By: Charles Dabah
Since its adoption in 2003, Chicago’s Affordable Requirements Ordinance (ARO) has been an important mechanism for the creation of affordable rental and for-sale housing in private-market developments. Developments subject to the ARO are required to set aside 10% of units to be built as affordable housing, with projects receiving financial assistance from the City required to make 20% of the units affordable. Developers who want to opt out of building the affordable units can pay an in-lieu fee of $100,000 per required unit, most of which will go toward future construction of affordable housing.
However, over the past decade, Chicago has failed to create enough new affordable units to keep pace with the loss of affordable housing around the city. A common critique of the current ARO is that the in-lieu fee is not set high enough. Citing rising development, construction and land costs, especially in higher income areas, developers often choose to pay the in-lieu fee over building affordable units.
A makeover of the ARO is the latest mayor-led initiative to try to shore up the city’s affordable housing stock. This will significantly change the fee structure for developers who opt out of building the affordable units required under the ordinance. In March 2015 the City Council approved the updates, and all projects that are submitted on or after today, October 13, 2015, will follow the rules and regulations of the new ARO.
At the core of the changes to the ARO is the development of a new zone map, which divides the physical area of the city into one of three zones: 1) downtown; 2) higher-income areas; and 3) low-moderate income areas. The ARO defines downtown areas by the boundaries of the “D” zoning districts in accordance with the Chicago Zoning Ordinance. Higher income areas are census tracts that are higher income (50% of households or more earn more than 60% of the Chicago median income in two of the last three years for which data is available) AND low poverty (the poverty rate is less than or equal to 25% in two of the last three years for which data is available). Low-moderate income areas are census tracts that are lower income (more than 50% of households earn less than 60% of the Chicago median income in two of the last three years for which data is available) OR high poverty (the poverty rate is greater than 25% in two of the last three years for which data is available).
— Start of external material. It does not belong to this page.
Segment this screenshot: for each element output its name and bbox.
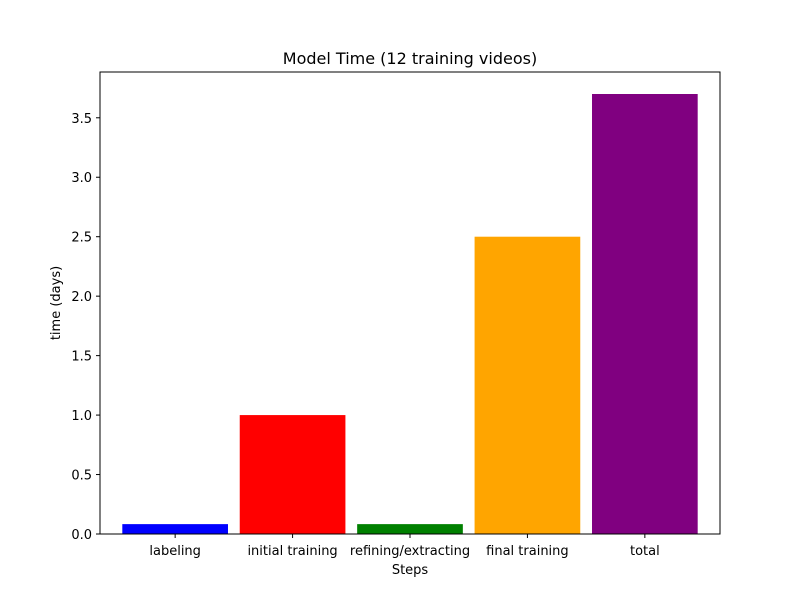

The three zone map options that were under consideration were:
- Option 1: The zone map is divided up by census tract (the exception being Downtown), with each census tract being designated either Downtown, higher-income, or low-moderate income.
- Option 2: The zone map is divided up by community area (the exception being Downtown), with each community area being designated higher-income or low-moderate income based on the total number of households in higher-income census tracts within a community area versus total number of households in low-moderate income census tracts within a community area. For example, if a greater number of households reside in higher-income census tracts within a given community area, the community area would be designated higher-income on the zone map.
- Option 3: The zone map is divided up by community area (the exception being Downtown), with each community area being designated higher-income or low-moderate income based on total area of higher-income census tracts versus total area of low-moderate income census tracts. For example, if a community area is taken up by a greater physical area of higher-income census tracts, the community area would be designated higher-income on the zone map.
The City’s Department of Planning and Development selected Option 3, pictured above. The zone map is an important modification to the ARO, and geographic and demographic characteristics will play more critical roles in the structure and outcomes of the policy. Given that the characteristics of Chicago community areas are part and parcel of the new ARO framework, what does this mean for future development on the community area level?
The Lower West Side (Pilsen) was one of seven community areas in Chicago that would have had a different zone designation between Option 2 and Option 3. According to the criteria for Option 2 Pilsen is a low-moderate income area, and for Option 3 it is a higher income area. With the City’s selection of Option 3, developers will be required to pay an in-lieu fee of $125,000 per unit for every required affordable unit that they do not build, compared to $50,000 per unit if Option 2 had been selected. Two other community areas that are experiencing increases in developer investment, Uptown and Pullman, had the same zone designations as Pilsen for Options 2 and 3 and developers will have to pay a higher in-lieu fee as a result of the selection of Option 3.
The full implications of new changes to the ARO will not be known for a while. Will the new tiered system for in-lieu fees help to generate more affordable housing in higher opportunity areas? As home values rise and Pilsen and other desirable neighborhoods continue to develop at a rapid pace, it will be interesting to see if and how amendments to the ARO might begin to close the gap between demand for and supply of affordable housing.